Troubleshoot Fortigate IPsec VPN

I have built quite a few IPsec client VPNs, and most go smoothly. During a recent deployment, building an IPsec client vpn and using SAML for authentication, I ran into some rode blocks. These are the diagnostic tools I used to help weed out the problems. Ill include all the diagnostic commands first, then explain what every one does.

diag debug reset
fnsysctl killall iked
diagnose vpn ike log-filter src-addr4 [ip]
diagnose debug application ike -1
diagnose debug application samld -1
diag debug app fnbamd -1
diag debug application eap_proxy -1
diag debug enable

Now, lets go through these line by line

diag debug reset: resets all debug configs, in case any were currently running.

fnsysctl killall iked: This kills the IKE process on the system. This is useful to clear out any hairballs that may be lurking. Similar to pkill.

diagnose vpn ike log-filter src-addr4 [ip]: Specifies the source address we wish to see logs for in our debug console.

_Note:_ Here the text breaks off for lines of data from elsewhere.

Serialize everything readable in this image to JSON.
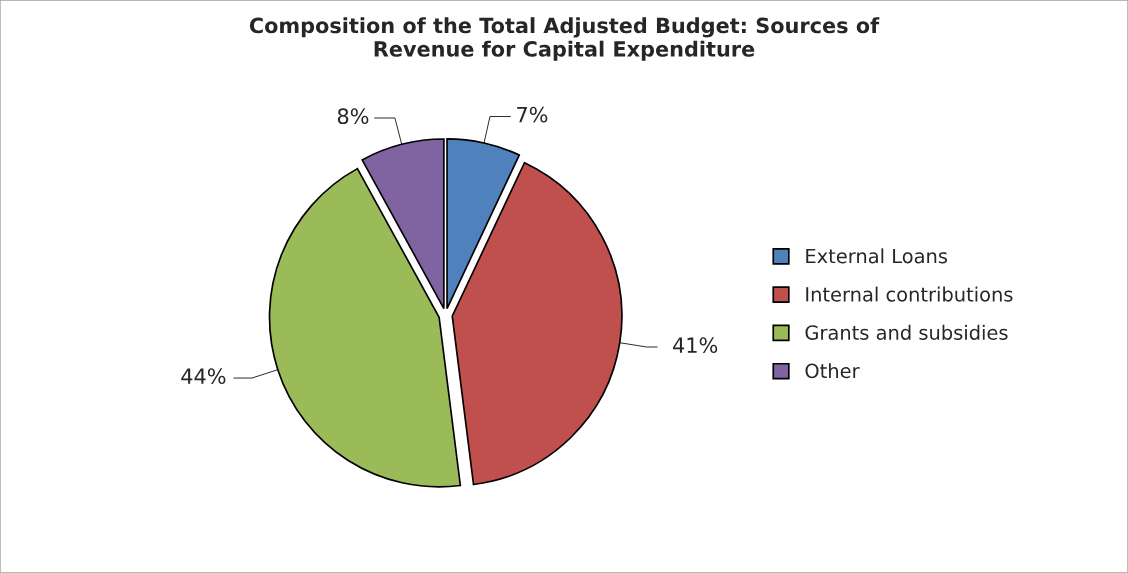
{
  "chart_data": {
    "type": "pie",
    "title": "Composition of the Total Adjusted Budget: Sources of\nRevenue for Capital Expenditure",
    "categories": [
      "External Loans",
      "Internal contributions",
      "Grants and subsidies",
      "Other"
    ],
    "values": [
      7,
      41,
      44,
      8
    ],
    "colors": [
      "#4f81bd",
      "#c0504d",
      "#9bbb59",
      "#8064a2"
    ],
    "value_labels": [
      "7%",
      "41%",
      "44%",
      "8%"
    ],
    "legend": "right"
  }
}
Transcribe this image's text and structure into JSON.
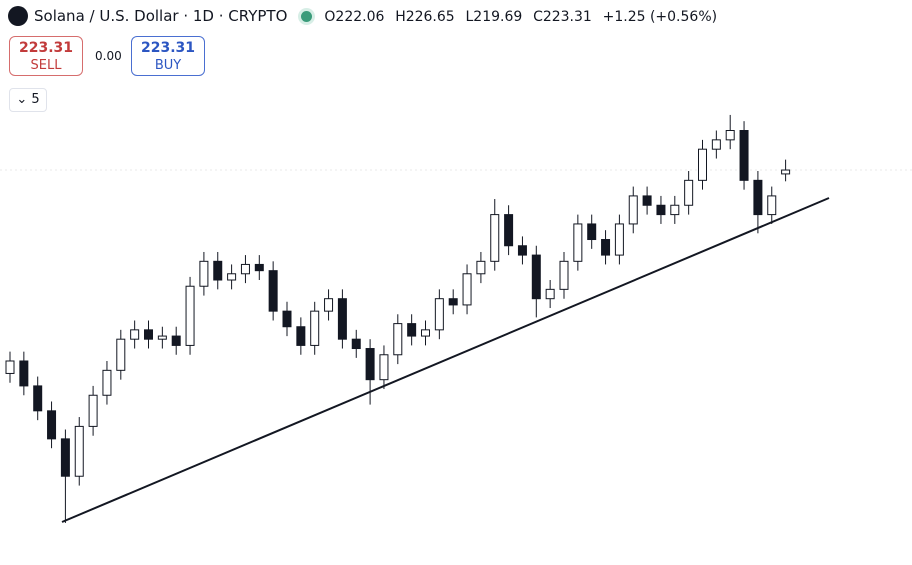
{
  "header": {
    "symbol": "Solana / U.S. Dollar · 1D · CRYPTO",
    "ohlc": [
      "O222.06",
      "H226.65",
      "L219.69",
      "C223.31",
      "+1.25 (+0.56%)"
    ],
    "sell_price": "223.31",
    "sell_label": "SELL",
    "spread": "0.00",
    "buy_price": "223.31",
    "buy_label": "BUY",
    "indicator": "5"
  },
  "chart_data": {
    "type": "candlestick",
    "ylim": [
      96.5,
      277.9
    ],
    "open": [
      158,
      162,
      154,
      146,
      137,
      125,
      141,
      151,
      159,
      169,
      172,
      169,
      170,
      167,
      186,
      194,
      188,
      190,
      193,
      191,
      178,
      173,
      167,
      178,
      182,
      169,
      166,
      156,
      164,
      174,
      170,
      172,
      182,
      180,
      190,
      194,
      209,
      199,
      196,
      182,
      185,
      194,
      206,
      201,
      196,
      206,
      215,
      212,
      209,
      212,
      220,
      230,
      233,
      236,
      220,
      209,
      222.06
    ],
    "high": [
      165,
      165,
      157,
      149,
      140,
      144,
      154,
      162,
      172,
      175,
      175,
      173,
      173,
      189,
      197,
      197,
      193,
      196,
      196,
      194,
      181,
      176,
      181,
      185,
      185,
      172,
      169,
      167,
      177,
      177,
      175,
      185,
      185,
      193,
      197,
      214,
      212,
      202,
      199,
      188,
      197,
      209,
      209,
      204,
      209,
      218,
      218,
      215,
      215,
      223,
      233,
      236,
      241,
      239,
      223,
      218,
      226.65
    ],
    "low": [
      155,
      151,
      143,
      134,
      110,
      122,
      138,
      148,
      156,
      166,
      166,
      166,
      164,
      164,
      183,
      185,
      185,
      187,
      188,
      175,
      170,
      164,
      164,
      175,
      166,
      163,
      148,
      153,
      161,
      167,
      167,
      169,
      177,
      177,
      187,
      191,
      196,
      193,
      176,
      179,
      182,
      191,
      198,
      193,
      193,
      203,
      209,
      206,
      206,
      209,
      217,
      227,
      230,
      217,
      203,
      206,
      219.69
    ],
    "close": [
      162,
      154,
      146,
      137,
      125,
      141,
      151,
      159,
      169,
      172,
      169,
      170,
      167,
      186,
      194,
      188,
      190,
      193,
      191,
      178,
      173,
      167,
      178,
      182,
      169,
      166,
      156,
      164,
      174,
      170,
      172,
      182,
      180,
      190,
      194,
      209,
      199,
      196,
      182,
      185,
      194,
      206,
      201,
      196,
      206,
      215,
      212,
      209,
      212,
      220,
      230,
      233,
      236,
      220,
      209,
      215,
      223.31
    ]
  }
}
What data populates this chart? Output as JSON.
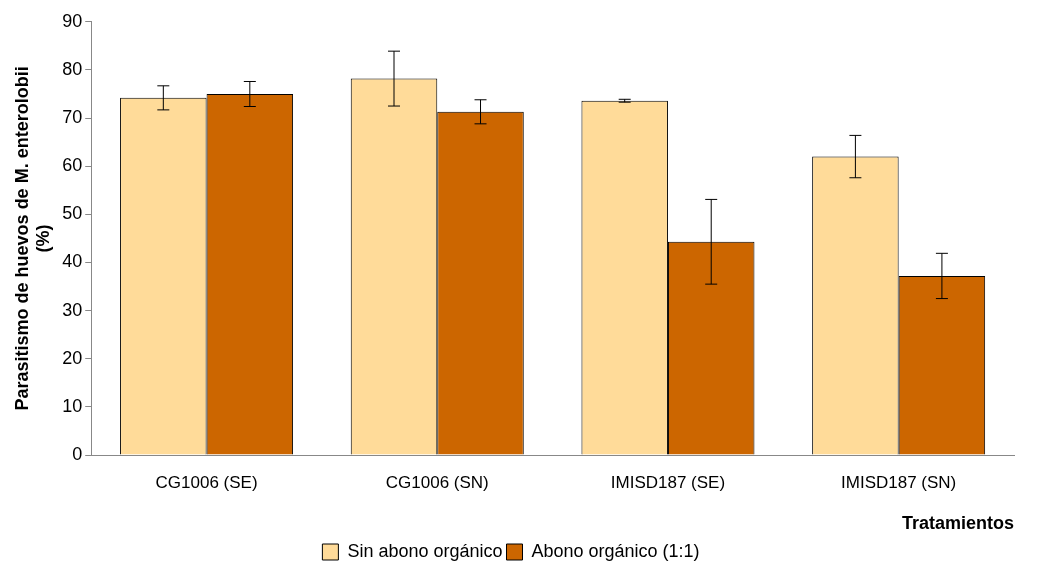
{
  "chart_data": {
    "type": "bar",
    "xlabel": "Tratamientos",
    "ylabel": "Parasitismo de huevos de M. enterolobii (%)",
    "categories": [
      "CG1006 (SE)",
      "CG1006 (SN)",
      "IMISD187 (SE)",
      "IMISD187 (SN)"
    ],
    "series": [
      {
        "name": "Sin abono orgánico",
        "color": "#ffdb99",
        "values": [
          74.2,
          78.2,
          73.6,
          62.0
        ],
        "errors": [
          2.5,
          5.7,
          0.3,
          4.4
        ]
      },
      {
        "name": "Abono orgánico (1:1)",
        "color": "#cc6600",
        "values": [
          75.0,
          71.3,
          44.3,
          37.2
        ],
        "errors": [
          2.6,
          2.5,
          8.8,
          4.7
        ]
      }
    ],
    "ylim": [
      0,
      90
    ],
    "yticks": [
      0,
      10,
      20,
      30,
      40,
      50,
      60,
      70,
      80,
      90
    ],
    "legend": "bottom"
  }
}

diagnose debug application ike -1: Sets IKE (the protocol behind IPsec) to debug mode.

diagnose debug application samld -1: Sets SAML to debug mode. Useful if using SAML authentication, does not make a difference otherwise.

diag debug app fnbamd -1: Sets fndbam to debug mode. Fnbdam is for debugging RADIUS, LDAP, and TACACS authentication.

diag debug application eap_proxy -1: Sets EAP Proxy to debug mode. This is the authentication proxy, where the fortigate is not preforming the authentication.

diag debug enable: Enables debug mode.

diag debug disable: Once complete disables the debug messages from going to console. All messages will auto stop after 30 minutes.